What Price Evil?

William Ehart

MUCH HAS BEEN written about the virtues and pitfalls of index funds that weight stocks based on their market value. In theory, every company’s stock market value reflects the collective wisdom of market participants. Apple the biggest stock in the world? Must be for good reasons, the thinking goes, so it should get a big index-fund weighting.

Well, the market cap of Russia in the Vanguard FTSE Emerging Markets ETF (symbol: VWO) as of Oct. 31 was 3.5%, bigger than Thailand, Mexico and Malaysia. That’s both low—reflecting the obvious risks and the small size of Russia’s kleptocratic economy—and, as it turned out, too high. I don’t claim that investors should have seen the expanded war in Ukraine coming four months ago, when iShares MSCI Russia ETF (ERUS) rose to its highest level since its 2010 inception. The fund has since plunged 76% from Oct. 25 through March 1. But there have been huge red flags about Vladimir Putin’s regime for more than a decade.

Those of a value bent, thinking they can beat the market with cheap stocks, might have seen opportunity in the Russian market’s price-earnings (P/E) ratio of seven as of Dec. 31, based on trailing 12-month earnings, versus 26 for the U.S. market. Perhaps the market isn’t pricing Russia correctly, some may have felt. The theory goes there’s a price at which everything becomes a bargain, even the bonds of a bankrupt company. But instead, Russia’s trailing P/E ratio has since fallen to three. Investors have lost billions bottom fishing.

A ballyhooed alternative to market-cap indexing is fundamental indexing, weighting stocks based on characteristics such as the size and sustainability of their dividend yields. How has that approach fared? As recently as October, iShares Emerging Markets Dividend ETF (DVYE) had nearly 23% in Russia, even more than it had in China. At the time of its June shareholder report, WisdomTree Emerging Markets High Dividend Fund (DEM) had 15% in Russia. In August, Schwab Fundamental Emerging Markets Large Company Index ETF (FNDE) reported 13% in Russia.

I pointed out the risk in these funds in an August 2019 article. Am I a genius? Believe me, given my many investment missteps, I’m best thought of as a contrarian indicator, hence my embrace—too late in life—of indexing.

Yet how smart did anyone have to be to realize that 23%, or even 13%, in Putin’s Russia was folly? But the dividend-weighted index creators had their blinders on. In a way, intentionally so.

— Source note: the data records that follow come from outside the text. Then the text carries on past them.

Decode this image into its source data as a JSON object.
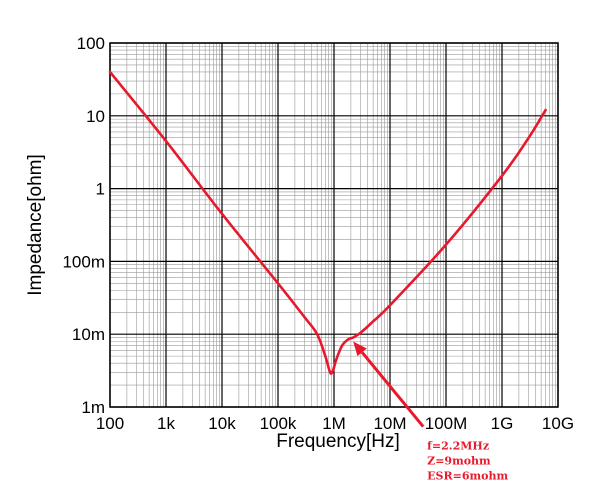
{
  "chart_data": {
    "type": "line",
    "title": "",
    "xlabel": "Frequency[Hz]",
    "ylabel": "Impedance[ohm]",
    "x_scale": "log",
    "y_scale": "log",
    "xlim": [
      100,
      10000000000
    ],
    "ylim": [
      0.001,
      100
    ],
    "grid": true,
    "x_ticks": [
      {
        "value": 100,
        "label": "100"
      },
      {
        "value": 1000,
        "label": "1k"
      },
      {
        "value": 10000,
        "label": "10k"
      },
      {
        "value": 100000,
        "label": "100k"
      },
      {
        "value": 1000000,
        "label": "1M"
      },
      {
        "value": 10000000,
        "label": "10M"
      },
      {
        "value": 100000000,
        "label": "100M"
      },
      {
        "value": 1000000000,
        "label": "1G"
      },
      {
        "value": 10000000000,
        "label": "10G"
      }
    ],
    "y_ticks": [
      {
        "value": 100,
        "label": "100"
      },
      {
        "value": 10,
        "label": "10"
      },
      {
        "value": 1,
        "label": "1"
      },
      {
        "value": 0.1,
        "label": "100m"
      },
      {
        "value": 0.01,
        "label": "10m"
      },
      {
        "value": 0.001,
        "label": "1m"
      }
    ],
    "series": [
      {
        "color": "#e8192c",
        "points": [
          [
            100,
            40
          ],
          [
            1000,
            4.5
          ],
          [
            10000,
            0.45
          ],
          [
            100000,
            0.05
          ],
          [
            300000,
            0.017
          ],
          [
            500000,
            0.01
          ],
          [
            700000,
            0.005
          ],
          [
            850000,
            0.003
          ],
          [
            950000,
            0.0031
          ],
          [
            1100000,
            0.0045
          ],
          [
            1400000,
            0.007
          ],
          [
            1800000,
            0.0085
          ],
          [
            2200000,
            0.009
          ],
          [
            3000000,
            0.0105
          ],
          [
            5000000,
            0.015
          ],
          [
            10000000,
            0.025
          ],
          [
            100000000,
            0.17
          ],
          [
            1000000000,
            1.5
          ],
          [
            3000000000,
            5
          ],
          [
            6000000000,
            12
          ]
        ]
      }
    ],
    "annotations": [
      {
        "x": 2200000,
        "y": 0.009,
        "lines": [
          "f=2.2MHz",
          "Z=9mohm",
          "ESR=6mohm"
        ],
        "color": "#e8192c"
      }
    ]
  }
}
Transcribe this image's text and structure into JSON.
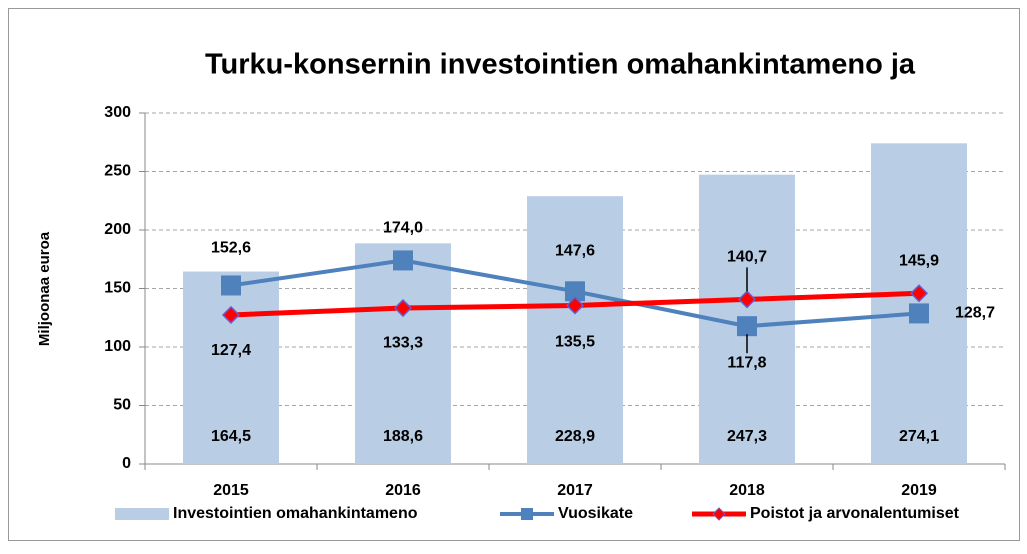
{
  "chart_data": {
    "type": "bar",
    "title": "Turku-konsernin investointien omahankintameno ja",
    "y_label": "Miljoonaa euroa",
    "categories": [
      "2015",
      "2016",
      "2017",
      "2018",
      "2019"
    ],
    "series": [
      {
        "name": "Investointien omahankintameno",
        "type": "bar",
        "color": "#b9cde5",
        "values": [
          164.5,
          188.6,
          228.9,
          247.3,
          274.1
        ],
        "value_labels": [
          "164,5",
          "188,6",
          "228,9",
          "247,3",
          "274,1"
        ]
      },
      {
        "name": "Vuosikate",
        "type": "line",
        "color": "#4f81bd",
        "values": [
          152.6,
          174.0,
          147.6,
          117.8,
          128.7
        ],
        "value_labels": [
          "152,6",
          "174,0",
          "147,6",
          "117,8",
          "128,7"
        ]
      },
      {
        "name": "Poistot ja arvonalentumiset",
        "type": "line",
        "color": "#ff0000",
        "values": [
          127.4,
          133.3,
          135.5,
          140.7,
          145.9
        ],
        "value_labels": [
          "127,4",
          "133,3",
          "135,5",
          "140,7",
          "145,9"
        ]
      }
    ],
    "ylim": [
      0,
      300
    ],
    "yticks": [
      0,
      50,
      100,
      150,
      200,
      250,
      300
    ],
    "grid": true
  }
}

Fundamental indexing has similarities to market-cap indexing to the extent that it seeks to take individual judgment—such as a stock-picker might exercise—out of the equation. Instead, it’s a rules-based system attempting to capture a universe of stocks exhibiting characteristics historically associated with market outperformance. A value judgment about Russia—or China, for that matter—was never part of the equation.

But should it have been? It’s dangerous to think you know more than the market—that’s nearly always an ego-driven loser’s bet. That’s one reason I inserted the caveat in my article two-and-a-half years ago that, with Russia’s P/E so low, the risks might be priced in. Yet, as fraught with emotion and fallibility as our judgment is, at a certain point, we must exercise it.

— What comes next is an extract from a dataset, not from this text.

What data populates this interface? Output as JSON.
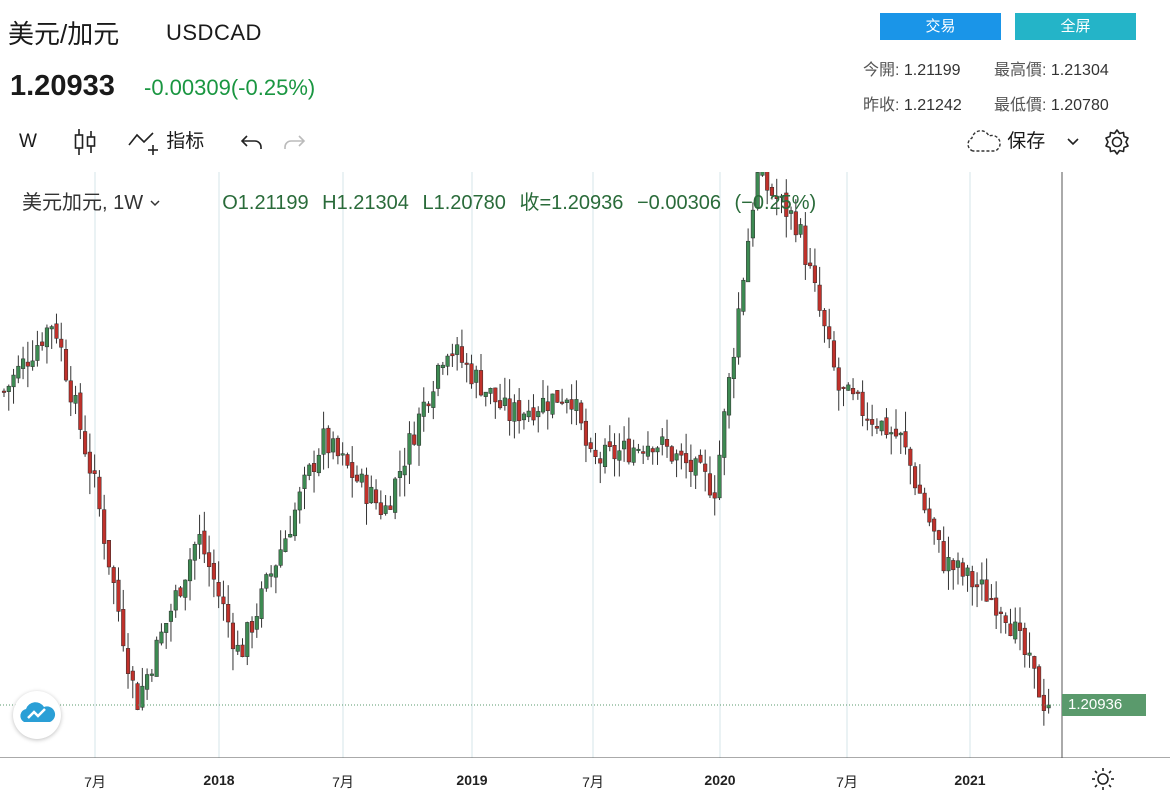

That judgment may be based on our moral values: Personally, I have tried for years to avoid much exposure to autocratic regimes that abuse their people, and there’s a lot of that among emerging markets. But I could also chalk up my judgment to common sense: It’s smart to avoid countries where an autocratic regime has the power and inclination to meddle deeply in its economy, its companies and its markets, and offers few protections to individual—especially foreign—shareholders.

There is one fund manager who cares deeply about the moral dimension, while also asserting that countries lacking freedom are fundamentally bad places to invest. I interviewed Perth Tolle, creator of the Freedom Emerging Markets 100 Index Fund (FRDM), in July 2020 and have since become an investor in her fund. Based on her unique “freedom-weighted” index, the fund has no exposure to Russia, China or Saudi Arabia, among others.

It’s an approach with risks of its own: 17% of the fund is in Poland and 15% in Chile, both hugely outsized positions relative to the market-cap indexes. Yet since inception in May 2019 through February, the fund is up 39%, outperforming Vanguard’s emerging markets index fund, which is up 30%, and iShares Core MSCI Emerging Markets Index Fund (IEMG), up 29%, and it’s even further ahead of the big fundamental-weighted funds mentioned above.

My suggestion: With Ukrainians fighting for their freedom—and indeed their lives—maybe we should give greater weight to our values not just in our political decisions, but also in our investment choices.